Beckwith-Wiedemann syndrome caused by maternally inherited mutation of an OCT-binding motif in the IGF2/H19-imprinting control region, ICR1

Abstract

The imprinted expression of the IGF2 and H19 genes is controlled by the imprinting control region 1 (ICR1) located at chromosome 11p15.5. DNA methylation defects involving ICR1 result in two growth disorders with opposite phenotypes: an overgrowth disorder, the Beckwith-Wiedemann syndrome (maternal ICR1 hypermethylation in 10% of BWS cases) and a growth retardation disorder, the Silver-Russell syndrome (paternal ICR1 loss of methylation in 60% of SRS cases). In familial BWS, hypermethylation of ICR1 has been found in association with microdeletion of repetitive DNA motifs within ICR1 that bind the zinc finger protein CTCF; but more recently, ICR1 point mutations were described in BWS pedigrees.

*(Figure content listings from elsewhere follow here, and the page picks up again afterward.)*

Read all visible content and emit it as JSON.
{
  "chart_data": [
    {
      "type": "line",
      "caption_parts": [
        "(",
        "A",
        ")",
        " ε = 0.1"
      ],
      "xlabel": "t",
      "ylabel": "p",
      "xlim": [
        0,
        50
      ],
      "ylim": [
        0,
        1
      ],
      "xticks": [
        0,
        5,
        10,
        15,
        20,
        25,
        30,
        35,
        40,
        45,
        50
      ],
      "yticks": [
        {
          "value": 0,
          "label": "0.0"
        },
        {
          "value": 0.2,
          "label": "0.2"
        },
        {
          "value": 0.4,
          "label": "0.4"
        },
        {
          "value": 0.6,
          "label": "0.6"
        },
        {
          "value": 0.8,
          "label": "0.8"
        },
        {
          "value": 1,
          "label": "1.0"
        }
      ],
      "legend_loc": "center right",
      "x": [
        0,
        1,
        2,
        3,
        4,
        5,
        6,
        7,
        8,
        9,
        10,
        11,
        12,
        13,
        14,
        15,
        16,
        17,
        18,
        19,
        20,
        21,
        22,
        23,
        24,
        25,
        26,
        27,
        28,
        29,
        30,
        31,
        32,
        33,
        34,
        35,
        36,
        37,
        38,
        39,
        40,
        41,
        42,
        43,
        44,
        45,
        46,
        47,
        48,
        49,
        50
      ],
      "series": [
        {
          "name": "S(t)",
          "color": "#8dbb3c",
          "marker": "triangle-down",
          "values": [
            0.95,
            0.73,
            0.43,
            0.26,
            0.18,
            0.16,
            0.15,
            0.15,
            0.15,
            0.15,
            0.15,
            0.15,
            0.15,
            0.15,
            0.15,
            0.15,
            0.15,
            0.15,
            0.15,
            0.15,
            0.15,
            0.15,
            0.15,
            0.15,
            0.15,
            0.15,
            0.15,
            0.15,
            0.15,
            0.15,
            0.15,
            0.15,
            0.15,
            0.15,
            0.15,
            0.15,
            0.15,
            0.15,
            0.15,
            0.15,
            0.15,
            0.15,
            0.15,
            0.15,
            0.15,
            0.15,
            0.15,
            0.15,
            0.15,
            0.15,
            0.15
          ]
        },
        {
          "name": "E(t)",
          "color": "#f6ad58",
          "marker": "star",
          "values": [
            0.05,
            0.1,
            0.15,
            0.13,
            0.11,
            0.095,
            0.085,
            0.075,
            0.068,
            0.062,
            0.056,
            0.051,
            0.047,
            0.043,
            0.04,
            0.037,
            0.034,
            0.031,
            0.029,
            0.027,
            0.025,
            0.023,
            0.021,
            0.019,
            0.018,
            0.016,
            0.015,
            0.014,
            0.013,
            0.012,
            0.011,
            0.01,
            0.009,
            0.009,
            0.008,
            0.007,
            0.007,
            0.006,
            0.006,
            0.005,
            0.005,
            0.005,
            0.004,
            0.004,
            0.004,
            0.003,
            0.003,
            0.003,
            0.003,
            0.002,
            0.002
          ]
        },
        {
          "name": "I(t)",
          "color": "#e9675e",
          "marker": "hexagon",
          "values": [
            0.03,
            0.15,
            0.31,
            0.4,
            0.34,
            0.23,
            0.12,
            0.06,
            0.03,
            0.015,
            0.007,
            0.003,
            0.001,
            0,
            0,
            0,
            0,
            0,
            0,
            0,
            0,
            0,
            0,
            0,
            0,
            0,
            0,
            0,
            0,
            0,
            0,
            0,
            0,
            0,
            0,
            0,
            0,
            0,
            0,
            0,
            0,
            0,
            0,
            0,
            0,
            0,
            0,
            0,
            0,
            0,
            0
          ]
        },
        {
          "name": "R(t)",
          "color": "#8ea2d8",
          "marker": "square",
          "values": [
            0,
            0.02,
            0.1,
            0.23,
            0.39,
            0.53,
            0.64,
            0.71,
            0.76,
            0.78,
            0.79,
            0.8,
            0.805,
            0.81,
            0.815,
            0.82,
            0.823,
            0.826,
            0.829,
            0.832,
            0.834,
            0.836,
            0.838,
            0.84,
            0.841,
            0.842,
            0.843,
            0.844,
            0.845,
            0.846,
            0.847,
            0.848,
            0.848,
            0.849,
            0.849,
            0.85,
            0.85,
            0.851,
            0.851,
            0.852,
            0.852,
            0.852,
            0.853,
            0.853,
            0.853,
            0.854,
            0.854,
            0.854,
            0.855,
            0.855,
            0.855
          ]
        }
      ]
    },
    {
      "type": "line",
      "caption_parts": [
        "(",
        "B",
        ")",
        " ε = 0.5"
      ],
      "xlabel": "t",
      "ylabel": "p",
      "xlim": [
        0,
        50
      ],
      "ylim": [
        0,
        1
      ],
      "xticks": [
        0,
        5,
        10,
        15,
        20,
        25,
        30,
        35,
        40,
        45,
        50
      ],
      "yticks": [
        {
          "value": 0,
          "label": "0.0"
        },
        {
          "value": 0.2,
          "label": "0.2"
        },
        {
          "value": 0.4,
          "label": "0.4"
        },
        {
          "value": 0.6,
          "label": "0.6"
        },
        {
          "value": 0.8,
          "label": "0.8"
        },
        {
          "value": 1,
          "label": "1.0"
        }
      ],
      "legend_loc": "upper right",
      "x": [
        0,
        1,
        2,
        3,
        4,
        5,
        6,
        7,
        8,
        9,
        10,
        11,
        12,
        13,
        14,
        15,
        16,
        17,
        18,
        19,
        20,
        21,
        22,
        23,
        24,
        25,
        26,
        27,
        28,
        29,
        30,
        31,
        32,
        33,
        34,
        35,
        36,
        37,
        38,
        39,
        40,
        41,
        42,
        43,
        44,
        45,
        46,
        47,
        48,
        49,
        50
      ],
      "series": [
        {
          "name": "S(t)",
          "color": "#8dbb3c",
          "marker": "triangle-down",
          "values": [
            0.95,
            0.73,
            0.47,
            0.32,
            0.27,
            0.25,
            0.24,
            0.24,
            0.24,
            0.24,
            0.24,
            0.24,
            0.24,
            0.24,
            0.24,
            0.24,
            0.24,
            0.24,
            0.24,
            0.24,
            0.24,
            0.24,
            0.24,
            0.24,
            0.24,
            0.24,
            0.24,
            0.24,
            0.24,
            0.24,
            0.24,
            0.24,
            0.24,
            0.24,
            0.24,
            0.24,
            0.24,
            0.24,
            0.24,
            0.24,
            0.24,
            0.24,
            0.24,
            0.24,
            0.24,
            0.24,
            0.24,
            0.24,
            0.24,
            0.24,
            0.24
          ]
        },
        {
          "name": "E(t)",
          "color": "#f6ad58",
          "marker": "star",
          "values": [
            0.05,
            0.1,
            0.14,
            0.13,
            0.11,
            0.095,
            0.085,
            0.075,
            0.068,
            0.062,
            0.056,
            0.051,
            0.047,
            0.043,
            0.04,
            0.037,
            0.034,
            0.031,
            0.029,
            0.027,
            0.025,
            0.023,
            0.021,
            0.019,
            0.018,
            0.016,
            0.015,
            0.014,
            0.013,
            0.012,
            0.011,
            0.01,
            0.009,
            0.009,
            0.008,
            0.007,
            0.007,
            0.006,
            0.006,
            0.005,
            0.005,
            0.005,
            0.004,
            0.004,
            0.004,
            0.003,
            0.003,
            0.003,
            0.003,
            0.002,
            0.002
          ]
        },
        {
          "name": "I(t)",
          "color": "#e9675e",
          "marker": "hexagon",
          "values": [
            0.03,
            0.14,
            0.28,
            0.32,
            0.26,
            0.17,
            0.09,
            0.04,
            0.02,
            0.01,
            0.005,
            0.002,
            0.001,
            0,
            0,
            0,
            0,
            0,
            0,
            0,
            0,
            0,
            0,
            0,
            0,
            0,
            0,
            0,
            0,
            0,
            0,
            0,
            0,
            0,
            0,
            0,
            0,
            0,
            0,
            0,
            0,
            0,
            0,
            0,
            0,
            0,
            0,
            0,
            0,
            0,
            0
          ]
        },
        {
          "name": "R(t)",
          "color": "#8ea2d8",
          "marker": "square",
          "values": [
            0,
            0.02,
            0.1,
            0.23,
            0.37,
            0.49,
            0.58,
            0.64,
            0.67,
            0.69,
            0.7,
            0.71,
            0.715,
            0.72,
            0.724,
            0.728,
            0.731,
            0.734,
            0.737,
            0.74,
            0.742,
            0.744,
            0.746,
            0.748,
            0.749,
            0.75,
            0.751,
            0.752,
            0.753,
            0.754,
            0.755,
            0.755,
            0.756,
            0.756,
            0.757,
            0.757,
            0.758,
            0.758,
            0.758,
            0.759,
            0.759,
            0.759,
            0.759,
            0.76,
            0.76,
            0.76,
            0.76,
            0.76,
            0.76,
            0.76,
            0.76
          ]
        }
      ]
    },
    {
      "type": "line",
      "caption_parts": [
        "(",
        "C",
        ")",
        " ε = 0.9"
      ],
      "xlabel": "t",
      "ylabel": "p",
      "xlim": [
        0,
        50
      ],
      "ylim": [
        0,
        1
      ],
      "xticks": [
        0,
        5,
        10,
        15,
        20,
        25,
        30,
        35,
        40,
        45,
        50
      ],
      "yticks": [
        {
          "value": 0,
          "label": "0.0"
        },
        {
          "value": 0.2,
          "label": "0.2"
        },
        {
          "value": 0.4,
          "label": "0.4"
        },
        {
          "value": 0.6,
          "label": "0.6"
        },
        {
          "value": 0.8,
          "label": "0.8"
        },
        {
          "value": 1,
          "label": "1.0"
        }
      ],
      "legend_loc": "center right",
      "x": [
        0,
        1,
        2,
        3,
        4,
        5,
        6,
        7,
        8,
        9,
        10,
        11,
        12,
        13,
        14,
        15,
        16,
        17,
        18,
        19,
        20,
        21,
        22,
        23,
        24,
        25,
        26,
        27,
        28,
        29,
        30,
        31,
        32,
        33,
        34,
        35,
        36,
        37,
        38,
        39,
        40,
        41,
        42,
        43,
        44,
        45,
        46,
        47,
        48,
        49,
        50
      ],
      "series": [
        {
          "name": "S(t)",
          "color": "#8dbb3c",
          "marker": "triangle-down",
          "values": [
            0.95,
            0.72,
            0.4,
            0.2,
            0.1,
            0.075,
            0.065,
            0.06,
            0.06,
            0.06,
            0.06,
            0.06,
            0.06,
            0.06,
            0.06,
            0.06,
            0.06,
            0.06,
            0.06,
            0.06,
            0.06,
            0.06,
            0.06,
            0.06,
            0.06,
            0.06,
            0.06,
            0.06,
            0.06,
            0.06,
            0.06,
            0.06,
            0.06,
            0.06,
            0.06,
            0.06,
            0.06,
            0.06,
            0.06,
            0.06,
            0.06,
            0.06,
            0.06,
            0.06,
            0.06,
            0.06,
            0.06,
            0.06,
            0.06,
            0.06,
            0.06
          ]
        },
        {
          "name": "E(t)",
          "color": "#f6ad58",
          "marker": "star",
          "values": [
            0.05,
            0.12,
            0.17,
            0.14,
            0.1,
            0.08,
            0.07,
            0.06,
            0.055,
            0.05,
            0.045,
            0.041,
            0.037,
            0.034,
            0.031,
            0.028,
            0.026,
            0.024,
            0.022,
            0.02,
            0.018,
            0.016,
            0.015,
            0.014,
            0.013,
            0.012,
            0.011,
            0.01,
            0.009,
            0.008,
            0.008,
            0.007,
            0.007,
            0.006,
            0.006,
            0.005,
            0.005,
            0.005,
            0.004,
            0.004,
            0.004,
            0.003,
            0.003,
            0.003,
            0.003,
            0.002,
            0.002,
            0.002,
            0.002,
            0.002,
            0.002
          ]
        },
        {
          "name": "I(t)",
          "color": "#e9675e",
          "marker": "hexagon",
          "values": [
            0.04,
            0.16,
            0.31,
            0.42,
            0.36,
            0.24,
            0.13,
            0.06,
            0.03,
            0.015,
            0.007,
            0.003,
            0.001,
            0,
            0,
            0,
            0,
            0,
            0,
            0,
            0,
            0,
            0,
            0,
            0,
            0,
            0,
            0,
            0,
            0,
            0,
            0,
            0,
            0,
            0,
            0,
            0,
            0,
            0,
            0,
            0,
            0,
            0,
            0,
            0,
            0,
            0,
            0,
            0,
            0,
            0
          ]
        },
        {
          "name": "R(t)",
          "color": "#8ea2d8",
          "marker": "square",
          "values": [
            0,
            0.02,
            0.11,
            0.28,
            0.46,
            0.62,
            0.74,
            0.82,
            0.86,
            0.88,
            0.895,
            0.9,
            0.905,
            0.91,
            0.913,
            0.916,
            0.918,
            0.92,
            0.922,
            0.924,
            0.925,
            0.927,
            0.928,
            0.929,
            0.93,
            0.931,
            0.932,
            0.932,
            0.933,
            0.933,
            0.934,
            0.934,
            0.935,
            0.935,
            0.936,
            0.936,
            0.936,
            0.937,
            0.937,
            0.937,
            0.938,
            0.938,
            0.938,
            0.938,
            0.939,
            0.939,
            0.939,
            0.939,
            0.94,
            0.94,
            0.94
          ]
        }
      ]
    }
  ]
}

We present a case report of two brothers with BWS and prolonged post-pubertal growth resulting in very large stature. A maternally inherited point mutation was identified in ICR1 in both brothers, which altered binding of OCT transcription factors. The same mutation was present on the paternally inherited allele of their unaffected mother. This is a second report of a point mutation causing ICR1 hypermethylation by altering an OCT-binding motif. The atypical growth phenotype of the brothers may be connected to the unusual underlying cause of their BWS.

Figure 1

(a) Upper left: proband 1 aged 3 year; upper right, proband 2 aged 1 year; lower panels, proband 1 aged 24 year. (b) Examples of pyrograms illustrating allele quantification of bisulfite-induced C/T polymorphisms within the H19 and IGF2P0 differentially methylated regions. Successive rows illustrate a normal control, proband 1, proband 2 and their mother. The left and right columns illustrate the H19-ICR and IGF2P0, respectively. Each table cell contains a representative pyrogram of the first C/T polymorphism quantified by the pyrosequencing reaction. Figures above each pyrogram indicate the proportions of methylated and unmethylated product present in the amplicon. (c) Pedigree of the two probands, and inheritance of microsatellites surrounding H19, illustrating the shared maternal haplotype. (d) Diagram of H19-IGF2-imprinted domain. Top panel: schematic of H19 and ICR1. Differential expression of H19 (maternal allele) and IGF2 (paternal allele) is regulated by ICR1 (the methylated paternal allele is marked with black ‘lollipops'). Differential methylation of the ICR regulates differential access of H19 and IGF2 to shared proximal promoter elements (marked by green hexagons). Second panel: organisation of H19 ICR. The ICR comprises B-type repeats (blue boxes) containing CTCF-binding motifs (blue arrows) interspersed with A-type repeats (orange boxes) and OCT-binding motifs (orange arrows). Third panel: sequence context of mutation chr11:1979624A>C (black arrow); the mutation described by Demars et al is marked by an asterisk. (e) Parental origin of mutation. The left and right pairs of electropherograms illustrate proband 1 and his mother; upper and lower pairs illustrate genomic DNA with and without digestion of unmethylated DNA by BstU1. (f) Electrophoretic mobility shift assay of the wild-type and mutant OCT-binding motif. Arrowheads mark protein–DNA complexes.